Smurfit Kappa shed 2.17 per cent to €38.27 as investors factored in the likely consequences of rising gas prices for the packaging manufacturer.

Paddy Power and Betfair owner Flutter Entertainment dropped 2.32 per cent to €94.52. Dealers noted that consumer-focused stocks suffered yesterday on speculation that rising prices would hit discretionary spending.

Bank of Ireland ended the day flat at €6.70, ahead of news of the resignation of chief executive Francesca McDonagh, but hit a high of €6.916 on Tuesday. Traders said volumes were strong as interest rate rises are likely to benefit lenders. AIB was also flat at €2.02.

London

HSBC Bank tumbled 5.7 per cent to 472.8 pence sterling after Europe's biggest bank warned that it was unlikely to buy back further shares from investors this year. The lender blamed economic weakness and rising inflation for the decision.

Aer Lingus and British Airways owner International Consolidated Airlines Group closed 3.63 per cent off at 142.14p as investors grew concerned about the impact of fuel prices and a possible recession on air travel. Low-cost carrier EasyJet shed 2.15 per cent to 556.2p.

Rising oil and mining stocks ensured the blue-chip FTSE 100 broke a losing run on Tuesday. Oil major Shell climbed 2.4 per cent to 2,124p as investors bet on further energy price increases. BP added 2.9 per cent to 379.45p.

Mining and commodities giant Glencore led advances in its sector with a 3.4 per cent advance to 464.8p as analysts at Barclays raised their price target for the stock.

Guinness owner Diageo edged 0.84 per cent up to 3,972p while Covid vaccine maker AstraZeneca closed0.96 per cent up at 10,332p.

The British domestic stocks focused FTSE 250 slipped on the day. Associated British Foods, owner of Penney's/Primark slipped 5 per cent to 1,548p after warning that inflation could force the budget fashion chain to raise prices.

Europe

Europe’s Stoxx 600 slipped late in the day with technology shares down a collective 2.3 per cent and financial stocks falling at a similar rate.

The index rallied earlier, aided by shipping group Maersk, which climbed 3.17 per cent to 18,730 Danish kroner after saying earnings before tax and write-offs this year could hit $30 billion.

At the bottom of the Stoxx 600 was Swedish medical equipment maker Getinge, which plunged 15.2 per cent to 291.6 Swedish kroner after reporting a larger-than-expected drop in quarterly profit.
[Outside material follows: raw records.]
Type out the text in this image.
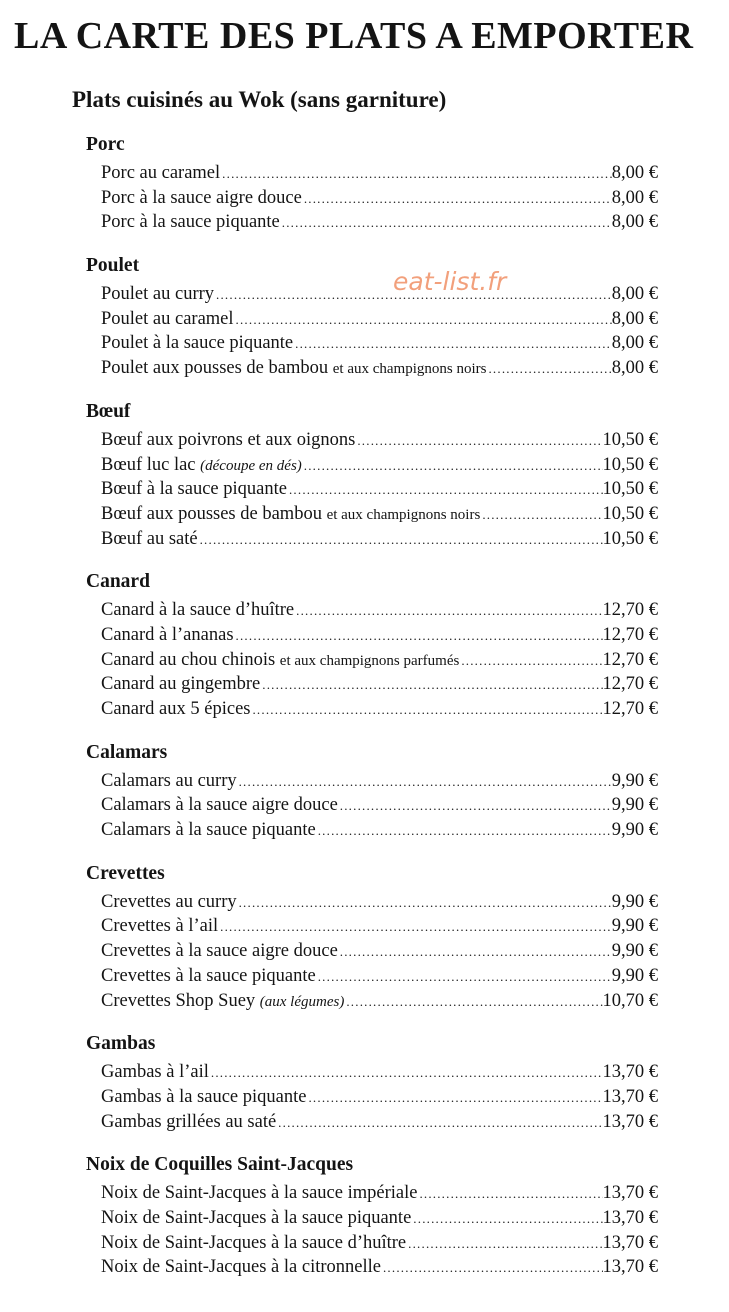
LA CARTE DES PLATS A EMPORTER
Plats cuisinés au Wok (sans garniture)
eat-list.fr
Porc
Porc au caramel .....	8,00 €
Porc à la sauce aigre douce .....	8,00 €
Porc à la sauce piquante .....	8,00 €
Poulet
Poulet au curry .....	8,00 €
Poulet au caramel .....	8,00 €
Poulet à la sauce piquante .....	8,00 €
Poulet aux pousses de bambou et aux champignons noirs .....	8,00 €
Bœuf
Bœuf aux poivrons et aux oignons .....	10,50 €
Bœuf luc lac (découpe en dés) .....	10,50 €
Bœuf à la sauce piquante .....	10,50 €
Bœuf aux pousses de bambou et aux champignons noirs .....	10,50 €
Bœuf au saté .....	10,50 €
Canard
Canard à la sauce d’huître .....	12,70 €
Canard à l’ananas .....	12,70 €
Canard au chou chinois et aux champignons parfumés .....	12,70 €
Canard au gingembre .....	12,70 €
Canard aux 5 épices .....	12,70 €
Calamars
Calamars au curry .....	9,90 €
Calamars à la sauce aigre douce .....	9,90 €
Calamars à la sauce piquante .....	9,90 €
Crevettes
Crevettes au curry .....	9,90 €
Crevettes à l’ail .....	9,90 €
Crevettes à la sauce aigre douce .....	9,90 €
Crevettes à la sauce piquante .....	9,90 €
Crevettes Shop Suey (aux légumes) .....	10,70 €
Gambas
Gambas à l’ail .....	13,70 €
Gambas à la sauce piquante .....	13,70 €
Gambas grillées au saté .....	13,70 €
Noix de Coquilles Saint-Jacques
Noix de Saint-Jacques à la sauce impériale .....	13,70 €
Noix de Saint-Jacques à la sauce piquante .....	13,70 €
Noix de Saint-Jacques à la sauce d’huître .....	13,70 €
Noix de Saint-Jacques à la citronnelle .....	13,70 €
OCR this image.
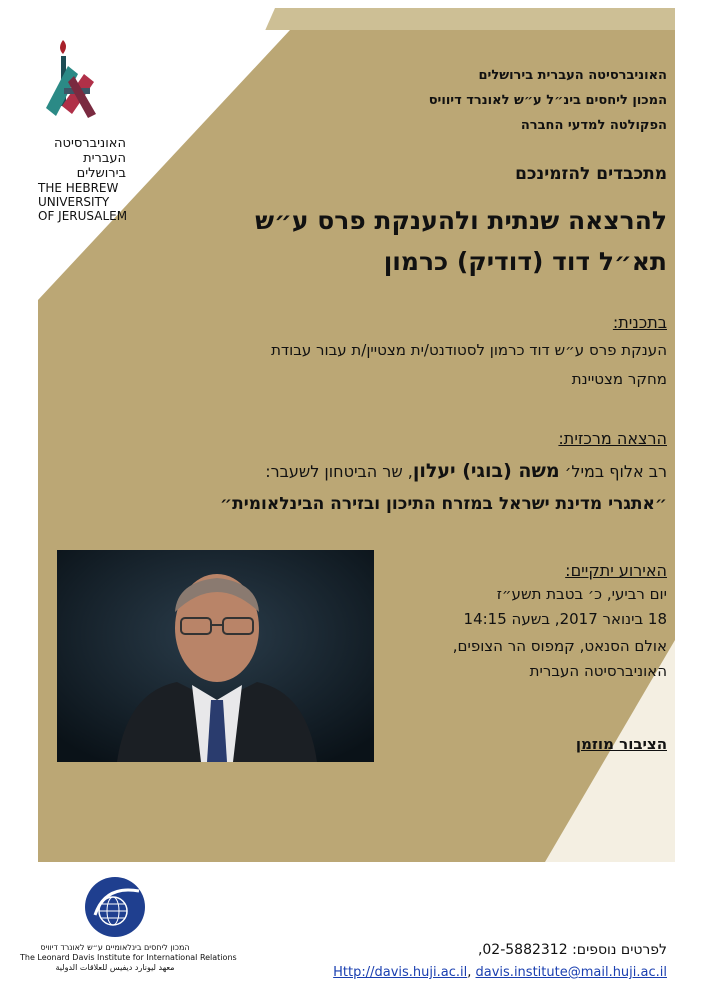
האוניברסיטה
העברית
בירושלים
THE HEBREW
UNIVERSITY
OF JERUSALEM
האוניברסיטה העברית בירושלים
המכון ליחסים בינ״ל ע״ש לאונרד דיוויס
הפקולטה למדעי החברה
מתכבדים להזמינכם
להרצאה שנתית ולהענקת פרס ע״ש
תא״ל דוד (דודיק) כרמון
בתכנית:
הענקת פרס ע״ש דוד כרמון לסטודנט/ית מצטיין/ת עבור עבודת
מחקר מצטיינת
הרצאה מרכזית:
רב אלוף במיל׳ משה (בוגי) יעלון, שר הביטחון לשעבר:
״אתגרי מדינת ישראל במזרח התיכון ובזירה הבינלאומית״
האירוע יתקיים:
יום רביעי, כ׳ בטבת תשע״ז
18 בינואר 2017, בשעה 14:15
אולם הסנאט, קמפוס הר הצופים,
האוניברסיטה העברית
הציבור מוזמן
המכון ליחסים בינלאומיים ע״ש לאונרד דיוויס
The Leonard Davis Institute for International Relations
معهد ليونارد ديفيس للعلاقات الدولية
לפרטים נוספים: 02-5882312,
Http://davis.huji.ac.il, davis.institute@mail.huji.ac.il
Shares in French car parts supplier Faurecia slid 10.7 per cent to €20.45, dragging down the auto index, with analysts pointing to worse-than-expected guidance issued by Forvia, the group born from its takeover of German rival Hella. Faurecia also said it plans to review its activities.
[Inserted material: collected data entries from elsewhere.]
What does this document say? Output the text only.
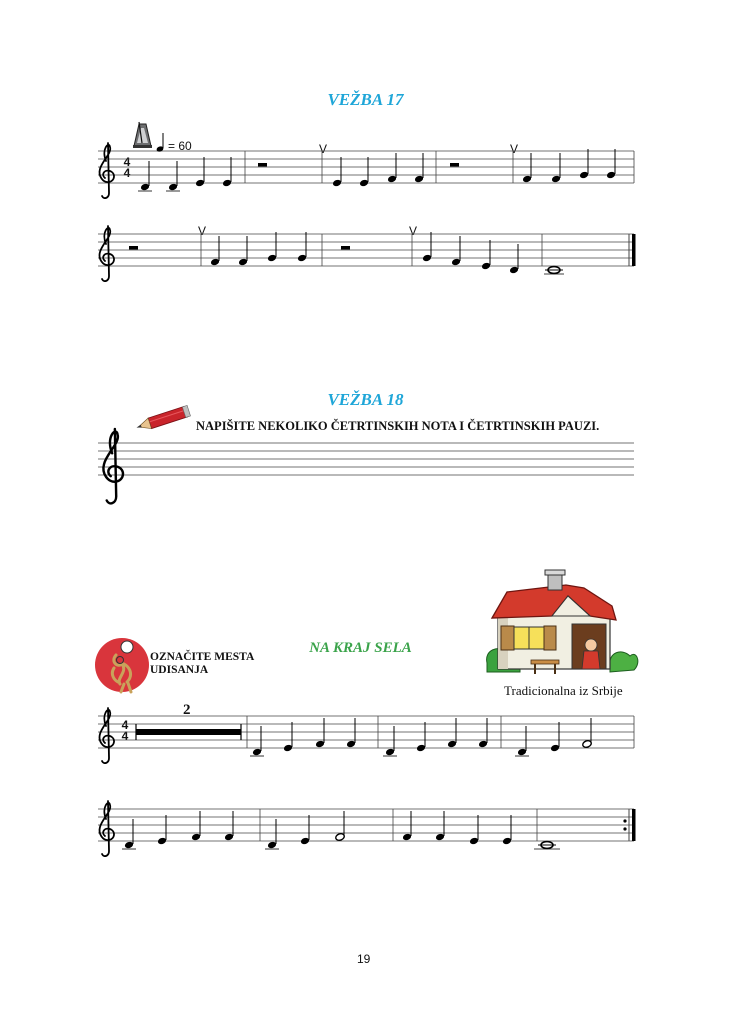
VEŽBA 17
VEŽBA 18
NA KRAJ SELA
= 60
NAPIŠITE NEKOLIKO ČETRTINSKIH NOTA I ČETRTINSKIH PAUZI.
OZNAČITE MESTA
UDISANJA
Tradicionalna iz Srbije
19
2
4
4
4
4
V	V
V	V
The poor sector sentiment hit Air France KLM, which fell 1.75 per cent to €3.98 and Lufthansa, closed 1.6 per cent down at €7.09.

The European Central Bank should raise rates soon and has room for up to three hikes this year, policymaker Martins Kazaks told Reuters.

New York

The tech-heavy Nasdaq led Wall Street lower on Tuesday with a 3 per cent slump. Google owner Alphabet was down 3.4 per cent and Microsoft 2.9 per cent ahead of their results after the closing bell on Tuesday. About a third of the S&P 500 companies are set to report results this week.

The S&P 500 energy sector rose 2.1 per cent as oil prices rebounded following reports that Russian gas supplies to Poland were halted.